Louise Winter: Per Diem
Grey Space Galleries, Leeds
Friday 3 August 2012
Last night I went to see Louise Winter’s new solo show opening at Grey Space Galleries at Melbourne Street Studios, Leeds.
GreySpace Galleries will be hosting the first solo exhibition by contemporary Newcastle based artist Louise Winter. the artist is concerned with questioning the fixed identity of objects and materials so they defy usual definitions or expectations.
Central to Winter’s practise are ideas of displacement: is the location of material central to its definition so that if it is displaced from it ‘real’ context can it still be regarded as the same object, where then does it exist if at all?

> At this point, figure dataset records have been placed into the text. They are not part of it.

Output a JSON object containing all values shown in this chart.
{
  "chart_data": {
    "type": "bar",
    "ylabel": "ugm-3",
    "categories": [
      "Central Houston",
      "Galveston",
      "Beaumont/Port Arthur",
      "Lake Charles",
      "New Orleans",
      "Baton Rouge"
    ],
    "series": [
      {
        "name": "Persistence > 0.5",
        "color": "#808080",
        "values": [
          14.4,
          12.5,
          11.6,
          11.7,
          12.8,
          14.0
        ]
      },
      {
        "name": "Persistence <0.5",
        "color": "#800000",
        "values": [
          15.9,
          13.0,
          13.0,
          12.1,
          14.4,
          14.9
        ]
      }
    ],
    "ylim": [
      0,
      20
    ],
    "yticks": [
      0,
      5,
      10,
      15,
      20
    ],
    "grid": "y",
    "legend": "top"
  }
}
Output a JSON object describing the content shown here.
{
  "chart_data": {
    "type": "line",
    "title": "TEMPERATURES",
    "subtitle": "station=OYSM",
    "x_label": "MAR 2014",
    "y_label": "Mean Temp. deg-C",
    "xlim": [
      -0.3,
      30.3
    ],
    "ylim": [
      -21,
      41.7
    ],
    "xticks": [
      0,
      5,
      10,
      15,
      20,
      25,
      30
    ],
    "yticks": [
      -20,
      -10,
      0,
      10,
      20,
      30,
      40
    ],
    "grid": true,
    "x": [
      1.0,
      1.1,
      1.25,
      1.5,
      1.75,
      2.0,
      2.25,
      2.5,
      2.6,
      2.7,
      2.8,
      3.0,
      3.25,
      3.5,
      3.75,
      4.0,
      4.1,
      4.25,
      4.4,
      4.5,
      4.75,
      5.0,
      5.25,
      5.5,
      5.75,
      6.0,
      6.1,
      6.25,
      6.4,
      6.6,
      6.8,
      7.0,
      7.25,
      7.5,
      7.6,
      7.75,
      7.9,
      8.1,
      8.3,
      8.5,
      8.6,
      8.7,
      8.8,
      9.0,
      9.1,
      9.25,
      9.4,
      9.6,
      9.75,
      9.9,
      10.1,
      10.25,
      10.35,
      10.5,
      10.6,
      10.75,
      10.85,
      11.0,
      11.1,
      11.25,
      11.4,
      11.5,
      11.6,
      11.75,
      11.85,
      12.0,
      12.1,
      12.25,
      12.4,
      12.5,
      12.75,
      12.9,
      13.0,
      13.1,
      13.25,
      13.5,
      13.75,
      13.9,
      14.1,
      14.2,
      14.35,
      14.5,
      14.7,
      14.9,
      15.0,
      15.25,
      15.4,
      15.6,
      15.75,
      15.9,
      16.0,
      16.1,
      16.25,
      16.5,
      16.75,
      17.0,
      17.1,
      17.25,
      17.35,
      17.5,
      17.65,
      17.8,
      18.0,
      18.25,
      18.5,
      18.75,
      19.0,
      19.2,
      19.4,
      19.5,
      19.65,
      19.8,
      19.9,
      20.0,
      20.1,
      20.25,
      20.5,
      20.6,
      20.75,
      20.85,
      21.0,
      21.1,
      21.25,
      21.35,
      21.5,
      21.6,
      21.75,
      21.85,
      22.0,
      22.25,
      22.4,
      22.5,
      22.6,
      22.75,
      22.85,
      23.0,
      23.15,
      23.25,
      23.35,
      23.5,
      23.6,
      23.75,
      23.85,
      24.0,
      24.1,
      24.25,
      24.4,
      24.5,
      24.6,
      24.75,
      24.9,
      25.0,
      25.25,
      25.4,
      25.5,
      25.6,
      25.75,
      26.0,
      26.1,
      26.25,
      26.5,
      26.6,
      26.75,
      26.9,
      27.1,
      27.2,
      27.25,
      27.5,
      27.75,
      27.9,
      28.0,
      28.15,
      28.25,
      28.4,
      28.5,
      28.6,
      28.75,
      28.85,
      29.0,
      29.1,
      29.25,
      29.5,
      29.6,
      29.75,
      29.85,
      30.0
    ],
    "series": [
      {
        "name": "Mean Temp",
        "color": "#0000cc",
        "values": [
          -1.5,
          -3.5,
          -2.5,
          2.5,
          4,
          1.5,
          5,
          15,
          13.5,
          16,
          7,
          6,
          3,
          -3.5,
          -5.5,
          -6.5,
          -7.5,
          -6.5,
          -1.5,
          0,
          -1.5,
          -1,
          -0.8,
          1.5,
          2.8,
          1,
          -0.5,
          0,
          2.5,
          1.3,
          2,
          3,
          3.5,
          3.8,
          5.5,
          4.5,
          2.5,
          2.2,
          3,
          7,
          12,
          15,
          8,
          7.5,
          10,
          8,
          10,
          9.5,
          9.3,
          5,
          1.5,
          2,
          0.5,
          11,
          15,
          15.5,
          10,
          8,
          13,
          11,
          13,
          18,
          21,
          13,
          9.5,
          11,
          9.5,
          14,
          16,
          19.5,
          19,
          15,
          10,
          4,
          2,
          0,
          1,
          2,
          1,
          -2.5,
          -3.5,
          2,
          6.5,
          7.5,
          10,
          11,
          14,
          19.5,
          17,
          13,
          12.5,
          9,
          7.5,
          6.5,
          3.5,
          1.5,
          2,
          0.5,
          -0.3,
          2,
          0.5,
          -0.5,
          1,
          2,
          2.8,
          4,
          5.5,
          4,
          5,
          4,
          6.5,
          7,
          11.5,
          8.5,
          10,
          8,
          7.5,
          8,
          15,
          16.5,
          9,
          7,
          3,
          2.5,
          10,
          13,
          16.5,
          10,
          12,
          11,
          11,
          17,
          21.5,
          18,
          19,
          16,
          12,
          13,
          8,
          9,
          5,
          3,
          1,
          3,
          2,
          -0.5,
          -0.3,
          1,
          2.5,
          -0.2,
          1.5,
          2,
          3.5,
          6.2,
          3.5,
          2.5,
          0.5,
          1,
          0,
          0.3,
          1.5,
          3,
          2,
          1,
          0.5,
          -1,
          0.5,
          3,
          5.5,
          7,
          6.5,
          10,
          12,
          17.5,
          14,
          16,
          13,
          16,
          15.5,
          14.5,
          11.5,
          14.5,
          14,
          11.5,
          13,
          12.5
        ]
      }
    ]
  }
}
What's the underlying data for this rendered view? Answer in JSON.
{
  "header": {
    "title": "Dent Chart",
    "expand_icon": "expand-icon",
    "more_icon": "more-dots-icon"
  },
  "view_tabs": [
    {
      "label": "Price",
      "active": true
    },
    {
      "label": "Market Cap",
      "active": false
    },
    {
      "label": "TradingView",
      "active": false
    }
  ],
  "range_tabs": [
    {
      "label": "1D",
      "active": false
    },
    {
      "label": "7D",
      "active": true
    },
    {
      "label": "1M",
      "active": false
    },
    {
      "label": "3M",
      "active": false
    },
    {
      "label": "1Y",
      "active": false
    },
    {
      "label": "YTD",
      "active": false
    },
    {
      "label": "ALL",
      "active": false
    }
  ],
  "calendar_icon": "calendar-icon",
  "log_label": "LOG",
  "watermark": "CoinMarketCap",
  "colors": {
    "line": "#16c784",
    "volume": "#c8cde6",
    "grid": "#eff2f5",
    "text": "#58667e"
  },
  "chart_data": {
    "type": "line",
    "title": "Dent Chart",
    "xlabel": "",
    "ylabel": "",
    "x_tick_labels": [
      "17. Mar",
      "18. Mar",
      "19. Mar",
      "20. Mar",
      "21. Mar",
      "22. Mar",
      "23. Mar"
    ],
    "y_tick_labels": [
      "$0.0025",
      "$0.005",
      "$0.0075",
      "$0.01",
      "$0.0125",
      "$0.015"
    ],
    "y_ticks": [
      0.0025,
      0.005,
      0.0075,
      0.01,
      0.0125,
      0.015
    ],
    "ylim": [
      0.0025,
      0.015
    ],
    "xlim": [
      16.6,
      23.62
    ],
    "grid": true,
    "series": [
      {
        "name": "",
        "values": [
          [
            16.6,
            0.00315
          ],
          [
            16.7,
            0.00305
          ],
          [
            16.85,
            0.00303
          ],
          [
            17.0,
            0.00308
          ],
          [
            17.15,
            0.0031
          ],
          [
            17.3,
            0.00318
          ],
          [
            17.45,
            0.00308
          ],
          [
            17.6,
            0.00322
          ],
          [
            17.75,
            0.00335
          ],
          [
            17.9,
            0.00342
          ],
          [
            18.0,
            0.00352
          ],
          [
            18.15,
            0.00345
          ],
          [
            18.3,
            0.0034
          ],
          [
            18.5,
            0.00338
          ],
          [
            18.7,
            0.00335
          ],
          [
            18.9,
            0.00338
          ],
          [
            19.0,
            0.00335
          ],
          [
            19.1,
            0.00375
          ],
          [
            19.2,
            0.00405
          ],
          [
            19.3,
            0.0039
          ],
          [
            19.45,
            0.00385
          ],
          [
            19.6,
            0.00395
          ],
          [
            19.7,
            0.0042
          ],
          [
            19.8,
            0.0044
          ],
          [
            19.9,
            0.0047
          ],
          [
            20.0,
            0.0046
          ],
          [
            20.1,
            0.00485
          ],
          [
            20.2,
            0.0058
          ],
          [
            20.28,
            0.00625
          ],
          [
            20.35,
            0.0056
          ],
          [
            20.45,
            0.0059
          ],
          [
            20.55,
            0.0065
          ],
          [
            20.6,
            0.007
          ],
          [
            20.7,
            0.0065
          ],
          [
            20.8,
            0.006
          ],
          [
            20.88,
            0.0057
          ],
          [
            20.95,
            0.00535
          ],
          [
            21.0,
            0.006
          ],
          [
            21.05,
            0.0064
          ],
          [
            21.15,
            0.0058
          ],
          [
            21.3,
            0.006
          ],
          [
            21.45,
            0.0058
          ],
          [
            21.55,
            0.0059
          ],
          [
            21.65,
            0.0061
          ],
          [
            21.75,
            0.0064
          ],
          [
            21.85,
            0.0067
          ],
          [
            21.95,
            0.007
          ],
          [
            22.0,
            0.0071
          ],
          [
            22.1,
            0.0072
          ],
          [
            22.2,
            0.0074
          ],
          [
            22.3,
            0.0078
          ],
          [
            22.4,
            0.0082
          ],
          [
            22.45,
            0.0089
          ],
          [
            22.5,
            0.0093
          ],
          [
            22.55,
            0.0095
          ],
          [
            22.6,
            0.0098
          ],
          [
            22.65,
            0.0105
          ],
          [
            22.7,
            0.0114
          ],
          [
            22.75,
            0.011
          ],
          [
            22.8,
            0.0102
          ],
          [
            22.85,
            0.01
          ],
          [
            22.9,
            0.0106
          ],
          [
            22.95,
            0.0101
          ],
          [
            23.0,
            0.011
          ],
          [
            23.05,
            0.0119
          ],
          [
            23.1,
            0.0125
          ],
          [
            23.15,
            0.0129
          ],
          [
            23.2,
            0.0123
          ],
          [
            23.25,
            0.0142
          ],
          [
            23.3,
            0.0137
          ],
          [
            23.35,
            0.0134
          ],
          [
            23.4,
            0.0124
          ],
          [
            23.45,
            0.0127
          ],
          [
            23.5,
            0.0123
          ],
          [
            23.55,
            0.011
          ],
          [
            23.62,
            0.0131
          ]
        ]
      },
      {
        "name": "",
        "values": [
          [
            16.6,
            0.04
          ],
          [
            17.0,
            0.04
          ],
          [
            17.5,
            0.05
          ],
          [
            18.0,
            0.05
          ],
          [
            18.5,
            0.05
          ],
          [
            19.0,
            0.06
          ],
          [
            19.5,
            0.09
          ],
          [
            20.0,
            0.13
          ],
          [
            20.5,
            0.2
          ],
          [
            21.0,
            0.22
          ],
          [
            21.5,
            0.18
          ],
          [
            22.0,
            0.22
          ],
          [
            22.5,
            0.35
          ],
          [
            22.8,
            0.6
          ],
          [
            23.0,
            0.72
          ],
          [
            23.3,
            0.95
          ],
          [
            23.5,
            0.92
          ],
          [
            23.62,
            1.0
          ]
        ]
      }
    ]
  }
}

Winter continues to develop these themes at GreySpace as she attempts to re-assemble discarded aspects of known objects, creating a tension between the literal and abstract reading of these things as signifiers. Her practise is investigative in its nature and form, moving between object, process, event and performance, exploring the poetic and often absurd potential of the everyday.
Louise showed a mixture of pre-existing, site-responsive and previously unseen new works including:
rubbish pile and fan (2012) http://www.axisweb.org/artwork.aspx?WORKID=103011
can and shelving (2012) http://www.axisweb.org/artwork.aspx?WORKID=103046
pouring can (2011) http://www.axisweb.org/artwork.aspx?WORKID=103537
She also found a novel way of blacking out the windows for the video projection: Black binliners scrunched up and stuffed inbetween the window and the security bars. I asked her if she considered them a piece of work or more of a functional intervention and she leaned more towards function as the primary motive.
We talked a little bit about her rubbish hoard and where she sources her rubbish: She has a particular old quarry-like place near where she lives where she frequents in search of potential items to make work.
Louise likes making work from objects that already exist, namely rubbish, because (paraphrasing) the world already has enough things in it.